Tauren fought his way through the fleeing witches and fell through the weakening wall of wind, calling my name, unaware of the tiger in his midst. Cyril grabbed Tauren, using him as a shield. His defiant golden eyes met mine as he screamed for me to run.
Deep within, I struggled with Fate, trying to thrust him out. He wanted revenge. He wanted Cyril to suffer. But his ire, his uncontrolled anger, blinded him to Tauren’s presence. And I would protect him, even from Fate.
“You promised,” I reminded him. “Let me do this. I trusted you; now you must trust me! I have to save him. I love him.”
Tauren needed me. I took in the small blood stain on his shirt, then looked at the crimson dripping from the white fabric of my own. “Please,” I begged again.
Fate paused, then slowly receded, tucking himself somewhere deep within me.
Cyril laughed. “You actually did it.”
The wound on my stomach pulsed.
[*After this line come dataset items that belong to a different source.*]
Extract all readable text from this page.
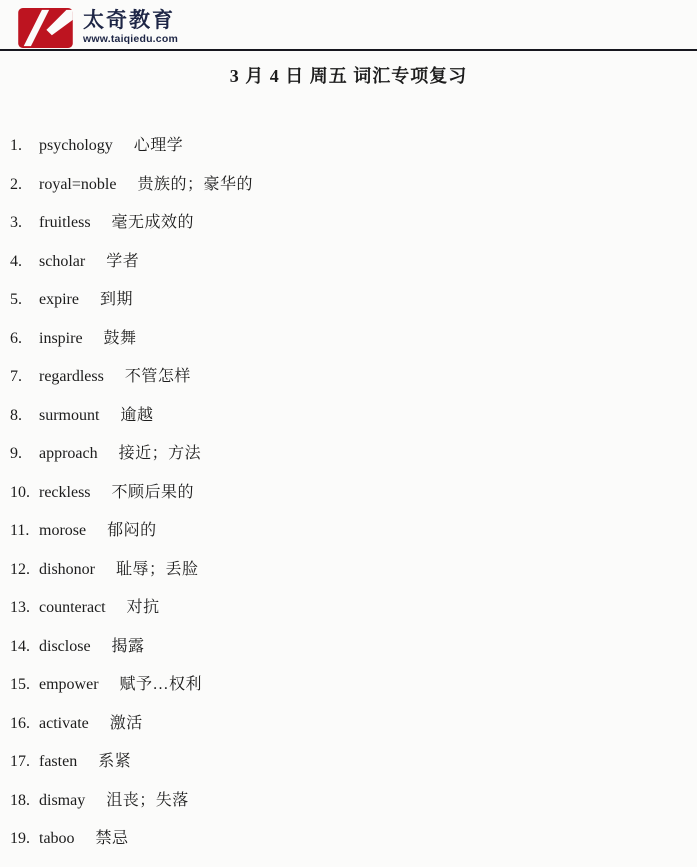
太奇教育
www.taiqiedu.com
3 月 4 日 周五 词汇专项复习
1. psychology 心理学
2. royal=noble 贵族的；豪华的
3. fruitless 毫无成效的
4. scholar 学者
5. expire 到期
6. inspire 鼓舞
7. regardless 不管怎样
8. surmount 逾越
9. approach 接近；方法
10. reckless 不顾后果的
11. morose 郁闷的
12. dishonor 耻辱；丢脸
13. counteract 对抗
14. disclose 揭露
15. empower 赋予…权利
16. activate 激活
17. fasten 系紧
18. dismay 沮丧；失落
19. taboo 禁忌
My legs faltered as I clung to Fate’s rope, whispering an incantation he fed me. As my lifeblood dribbled from me, in penance, her magic would bleed away from her. When Tauren and I locked eyes, I flicked mine to the side and he dipped his head in understanding. When I threw the rope, he dove sideways and the loop of Fate’s rope fell over Cyril’s neck. “Let’s see how you like it, Mother.” I jerked the cord. Hard. She lost her footing, clawing at the strand that I’d transformed into a slick, black serpent.
She croaked a spell, desperation lacing her voice as she repeated the incantation again and again to no avail. Her magic was nearly depleted, as was the strength in my legs.
As I dragged her into the Center to one of the empty stakes, Brecan appeared next to me, his wind dying down. The snake coiled around Cyril, wrapping around her quicker than she could move.